Looking outside for networking expertise
THE EXPLOSION OF e-commerce is both good news and bad news for businesses: Although it has created unprecedented growth and opportunity, it has in turn heightened the complexity of networking technologies needed to support business processes.
Coupled with other factors, such as voice and data convergence and the shortage of qualified IT staff, and more and more e-businesses are looking outside their doors for infrastructure planning, implementation, maintenance, and strategy development.
"When a dot-com goes online and sells travel packages, their core competency is not deploying infrastructure services and hooking up networking equipment," says Richard Dean, program manager of the network support and integration services program at IDC, in Framingham, Mass.
Among the challenges facing both dot-coms and large brick-and-mortars attempting to create an Internet identity are integrating Web-based technology and processes into core business functions, designing customized networks that can scale with the business, and ensuring network security and performance, according to analysts.
In response to these factors, many networking vendors, including 3Com, Lucent Technologies, Cisco Systems, and Nortel Networks, are ramping up their professional services offerings, once widely considered an afterthought to products.
"Professional services has gone from a follow-on to products in the late 1980s and '90s, to now more and more becoming a service-led engagement with a customer," says Eric Goodness, director and principal analyst of network and Internet services at Gartner/Dataquest, in Lowell, Mass.
Goodness says professional services can include installation, consulting (for planning, design, and business strategy), operations, and outsourcing.
Other analysts point out the specific factors pushing enterprises to seek professional help with networks.
"When you're dealing with e-business using the Internet, you have to deal with performance and security issues that you wouldn't normally deal with [for] private networks," says Kitty Weldon, program manager of communications services at The Yankee Group, in Boston. "The issues of security and multivendor support are more complicated."
In addition to infrastructure needs, e-businesses are also seeking help in Internet strategy and application development.
3Com's Consulting Services unit early this month announced four consulting packages aimed at small and midsize e-businesses. The services include e-commerce, customer contact centers, enterprise mobility, and multimedia convergence.
According to Chu Chang, vice president and general manager of 3Com Consulting Services, a vital concern for smaller e-businesses is cost of services and time to market.
"E-businesses need time to market, or what we call 'time to value,' " Chang says, as they seek to prove their business plan.
Chang points out that e-business needs are driving a packaged format for services, in which specific business goals are clearly spelled out in the service, rather than hourly rate consulting for individual pieces. For example, 3Com's e-business service packages range from basic productivity needs -- such as e-mail, Internet connection, and a Web site -- to more advanced service packages for business growth that can include a personalization engine, supply-chain integration, CRM (customer relationship management), and business-to-business strategy deevelopment.

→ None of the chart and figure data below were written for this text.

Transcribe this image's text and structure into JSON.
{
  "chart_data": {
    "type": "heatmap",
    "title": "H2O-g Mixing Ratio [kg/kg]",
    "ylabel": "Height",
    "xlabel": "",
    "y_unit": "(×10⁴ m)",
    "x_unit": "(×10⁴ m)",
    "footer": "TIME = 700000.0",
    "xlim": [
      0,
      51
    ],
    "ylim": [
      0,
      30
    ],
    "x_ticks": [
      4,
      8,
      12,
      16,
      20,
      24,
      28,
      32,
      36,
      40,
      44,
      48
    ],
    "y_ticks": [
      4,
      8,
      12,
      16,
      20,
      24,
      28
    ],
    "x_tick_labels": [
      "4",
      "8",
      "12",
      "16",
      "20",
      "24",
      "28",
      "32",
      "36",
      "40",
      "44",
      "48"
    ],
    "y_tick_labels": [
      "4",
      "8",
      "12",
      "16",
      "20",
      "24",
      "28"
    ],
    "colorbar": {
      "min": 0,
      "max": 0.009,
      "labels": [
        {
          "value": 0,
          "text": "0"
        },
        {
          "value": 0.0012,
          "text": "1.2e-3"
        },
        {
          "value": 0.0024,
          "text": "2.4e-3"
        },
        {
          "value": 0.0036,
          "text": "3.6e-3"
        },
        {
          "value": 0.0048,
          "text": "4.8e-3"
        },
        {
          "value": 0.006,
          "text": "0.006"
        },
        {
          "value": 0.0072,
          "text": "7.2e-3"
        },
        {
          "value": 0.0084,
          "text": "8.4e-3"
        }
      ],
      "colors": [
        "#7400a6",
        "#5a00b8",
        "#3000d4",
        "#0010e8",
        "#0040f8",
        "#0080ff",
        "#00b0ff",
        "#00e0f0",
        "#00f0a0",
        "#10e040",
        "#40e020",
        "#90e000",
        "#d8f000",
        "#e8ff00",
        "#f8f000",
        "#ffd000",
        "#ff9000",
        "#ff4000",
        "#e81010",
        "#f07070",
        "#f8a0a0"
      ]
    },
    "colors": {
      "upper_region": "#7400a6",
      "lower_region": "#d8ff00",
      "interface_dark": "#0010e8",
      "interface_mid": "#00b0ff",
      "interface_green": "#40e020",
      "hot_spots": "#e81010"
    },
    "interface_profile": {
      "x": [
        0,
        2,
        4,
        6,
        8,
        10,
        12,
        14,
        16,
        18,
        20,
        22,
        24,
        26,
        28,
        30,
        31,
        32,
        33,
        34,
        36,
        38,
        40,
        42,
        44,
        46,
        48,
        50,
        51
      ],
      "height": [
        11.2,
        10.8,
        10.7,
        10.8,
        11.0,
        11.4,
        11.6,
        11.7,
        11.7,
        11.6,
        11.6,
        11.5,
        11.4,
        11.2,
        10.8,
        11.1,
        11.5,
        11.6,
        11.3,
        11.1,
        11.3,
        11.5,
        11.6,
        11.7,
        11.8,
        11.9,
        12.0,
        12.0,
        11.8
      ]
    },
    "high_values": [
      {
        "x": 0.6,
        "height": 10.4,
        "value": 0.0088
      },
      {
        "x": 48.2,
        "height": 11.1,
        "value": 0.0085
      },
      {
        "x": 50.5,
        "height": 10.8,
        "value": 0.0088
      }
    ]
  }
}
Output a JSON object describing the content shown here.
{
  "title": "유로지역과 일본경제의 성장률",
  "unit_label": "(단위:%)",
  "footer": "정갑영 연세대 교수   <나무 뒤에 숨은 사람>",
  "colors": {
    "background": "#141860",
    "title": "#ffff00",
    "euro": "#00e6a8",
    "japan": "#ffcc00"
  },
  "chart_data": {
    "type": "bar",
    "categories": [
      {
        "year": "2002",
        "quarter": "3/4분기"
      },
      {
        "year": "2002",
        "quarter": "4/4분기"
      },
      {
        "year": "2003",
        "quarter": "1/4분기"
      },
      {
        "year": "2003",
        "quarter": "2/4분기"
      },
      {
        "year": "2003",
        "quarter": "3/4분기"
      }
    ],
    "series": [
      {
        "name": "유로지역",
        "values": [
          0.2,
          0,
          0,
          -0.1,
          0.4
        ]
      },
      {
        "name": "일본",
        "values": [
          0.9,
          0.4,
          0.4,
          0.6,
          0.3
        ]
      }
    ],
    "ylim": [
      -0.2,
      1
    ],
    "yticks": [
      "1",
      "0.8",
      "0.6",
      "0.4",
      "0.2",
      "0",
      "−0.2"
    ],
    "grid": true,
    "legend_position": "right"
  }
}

Indicative of its partnering approach to meeting customer needs, last month Cisco announced a Professional Services Partner (PSP) program, which qualifies selected professional services companies to provide Cisco customers with services for network planning, design, implementation, and operation. Companies that initially qualified in the United States for the PSP program include KPMG Consulting, Datatec Systems, Hewlett-Packard, IBM Global Services, and Unisys. Cisco also last year invested $1 billion in KPMG's Internet services business.
Cisco officials say e-commerce and the convergence of voice, video, and data are creating an increasingly complex business environment, which requires its small and large customers to deploy networks that demand specialized technology support.
Lucent's NetworkCare division recently introduced a consulting services package aimed at helping CLECs (competitive local exchange carriers) with network operations and strategy. Lucent officials say its ServiceWorks is the first in a series of programs targeting specific markets. Future programs include ASPs (application service providers), enterprises, and the cable market, they add.
Other vendors making services plays include Nortel, which in February launched its Global Professional Services strategy for enterprises and service providers. Nortel officials say the company plans alliances with consulting firms to complement its internal consulting staff.
Analysts forecast that the need for professional services will continue.
"The professional services space is hot," Gartner/Dataquest's Goodness says. "It is about optimizing the enterprise environment. Getting that environment much more stable than it has been in past years and getting it ready for the next wave of technology, VOIP [voice over IP] convergence, [and] multimedia networks."